Tadalafil, specific inhibitor of PDE-5, is an oral pharmacological agent that is mainly used for erectile dysfunction.[3] Among the other PDE-5 inhibitors, tadalafil has the longest half-life time with 36 h.

In the literature, there are many reports for PDE-5 on different organ systems. The main use of PDE-5 inhibitors is for erectile dysfunction,[36] but they are also still being successfully used for pulmonary arterial hypertension.[37] Tadalafil, like the prototype PDE-5 inhibitor sildenafil, has some common actions on platelets, endothel, vision, brain circulation.[383940414243] Unlike sildenafil, tadalafil has lower side effects, especially on vision.[42]

There are few studies about tadalafil on flap experiments in surgical literature. In a study, local injection of tadalafil augmented the survival of axial-pattern skin flaps in rats, but the analysis was not documented biochemically.[44] In another study, tissue response to local and systemic (orogastric) administration of sildenafil citrate was evaluated in dorsal skin flaps in rats. According to this study, systemic administration apparently decreased the ratio of necrosis of the flaps with regard to local administration.[45] Moreover, another study with systemic usage of tadalafil increased random pattern flap survival, but could not achieve a statistical significance.[46]

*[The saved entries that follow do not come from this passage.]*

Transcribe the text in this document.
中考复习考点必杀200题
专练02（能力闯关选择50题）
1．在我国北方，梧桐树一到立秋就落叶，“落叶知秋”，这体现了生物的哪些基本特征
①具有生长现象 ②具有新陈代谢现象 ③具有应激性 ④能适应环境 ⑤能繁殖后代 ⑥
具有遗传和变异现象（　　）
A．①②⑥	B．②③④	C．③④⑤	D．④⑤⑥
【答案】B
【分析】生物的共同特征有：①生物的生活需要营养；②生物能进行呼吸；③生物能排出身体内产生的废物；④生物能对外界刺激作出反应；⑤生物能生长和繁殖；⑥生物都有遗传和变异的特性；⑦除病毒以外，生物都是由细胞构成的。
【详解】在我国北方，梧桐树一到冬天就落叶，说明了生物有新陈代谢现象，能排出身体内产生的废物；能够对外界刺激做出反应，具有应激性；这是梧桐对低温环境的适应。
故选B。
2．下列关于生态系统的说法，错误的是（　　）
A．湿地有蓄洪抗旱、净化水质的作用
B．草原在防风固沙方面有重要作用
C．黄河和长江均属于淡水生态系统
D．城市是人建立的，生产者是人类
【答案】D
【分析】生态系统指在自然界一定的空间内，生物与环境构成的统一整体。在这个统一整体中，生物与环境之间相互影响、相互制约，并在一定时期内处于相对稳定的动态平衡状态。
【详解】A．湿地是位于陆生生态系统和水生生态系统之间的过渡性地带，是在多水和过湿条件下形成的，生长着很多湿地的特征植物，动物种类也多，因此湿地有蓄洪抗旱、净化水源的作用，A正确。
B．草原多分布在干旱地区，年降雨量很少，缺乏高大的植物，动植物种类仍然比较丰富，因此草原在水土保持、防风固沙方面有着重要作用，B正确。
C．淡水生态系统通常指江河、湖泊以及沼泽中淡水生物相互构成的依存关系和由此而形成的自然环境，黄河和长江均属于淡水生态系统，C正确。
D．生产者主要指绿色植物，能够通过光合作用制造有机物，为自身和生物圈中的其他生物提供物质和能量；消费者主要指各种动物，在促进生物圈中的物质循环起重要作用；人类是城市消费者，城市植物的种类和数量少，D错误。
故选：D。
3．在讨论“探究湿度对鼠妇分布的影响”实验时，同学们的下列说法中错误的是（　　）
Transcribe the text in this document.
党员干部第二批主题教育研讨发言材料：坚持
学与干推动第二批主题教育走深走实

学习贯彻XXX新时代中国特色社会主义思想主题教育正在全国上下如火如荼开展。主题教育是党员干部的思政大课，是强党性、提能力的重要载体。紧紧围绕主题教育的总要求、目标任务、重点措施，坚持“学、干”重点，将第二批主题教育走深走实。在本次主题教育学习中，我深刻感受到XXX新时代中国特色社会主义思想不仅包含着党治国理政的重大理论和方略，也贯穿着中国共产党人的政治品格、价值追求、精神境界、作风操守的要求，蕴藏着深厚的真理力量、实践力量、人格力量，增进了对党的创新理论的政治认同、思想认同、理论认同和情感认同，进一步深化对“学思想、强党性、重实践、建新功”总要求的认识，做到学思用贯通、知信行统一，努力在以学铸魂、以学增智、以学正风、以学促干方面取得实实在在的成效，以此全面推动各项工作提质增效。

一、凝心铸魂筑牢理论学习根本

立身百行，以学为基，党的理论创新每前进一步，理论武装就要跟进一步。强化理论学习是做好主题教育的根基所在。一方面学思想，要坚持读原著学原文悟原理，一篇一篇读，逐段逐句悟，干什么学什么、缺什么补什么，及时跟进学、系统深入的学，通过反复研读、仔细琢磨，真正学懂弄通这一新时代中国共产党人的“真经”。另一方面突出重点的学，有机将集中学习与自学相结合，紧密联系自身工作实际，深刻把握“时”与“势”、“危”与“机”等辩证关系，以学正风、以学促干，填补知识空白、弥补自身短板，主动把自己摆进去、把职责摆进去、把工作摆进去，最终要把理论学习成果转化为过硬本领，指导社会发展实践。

In our study, the epigastric island flap was chosen since it simulates microsurgical free tissue transfer, closely.[47] This model has been widely used in various experimental models on I/R injury and skin flap survival.[14242527] In Group III, a single dose of tadalafil was administered to the animals at the 30th min of the reperfusion, because once the flaps are reperfused, mean free radical blood level is settled in certain time. It is clearly demonstrated that tadalafil decreased the negative effects of I/R injury via well-known actions on vascular smooth muscles, platelets and leukocytes. The biochemical markers (total nitrite, MDA, MPO) and necrosis rates were significantly increased in ischemic group. Systemic administration of tadalafil in our study established the proposed blood-level in Group III; so that the biochemical markers were statistically lowered. Moreover, it was statistically significant that tadalafil administration decreased necrosis rates of the flaps in Group III.

More complex actions have to take place in the alteration of free oxygen radicals. Tadalafil possibly acts on these mechanisms. Although this is not clearly understood and demonstrated, more researches are needed to prove this hypothesis. As a consequence, this study proved that tadalafil reduced the I/R injury in rat skin experimental model. However, further clinical studies will manage the benefits of tadalafil in various models, and these results may ensue in the future that tadalafil can be used as a potent inhibitor of I/R injury.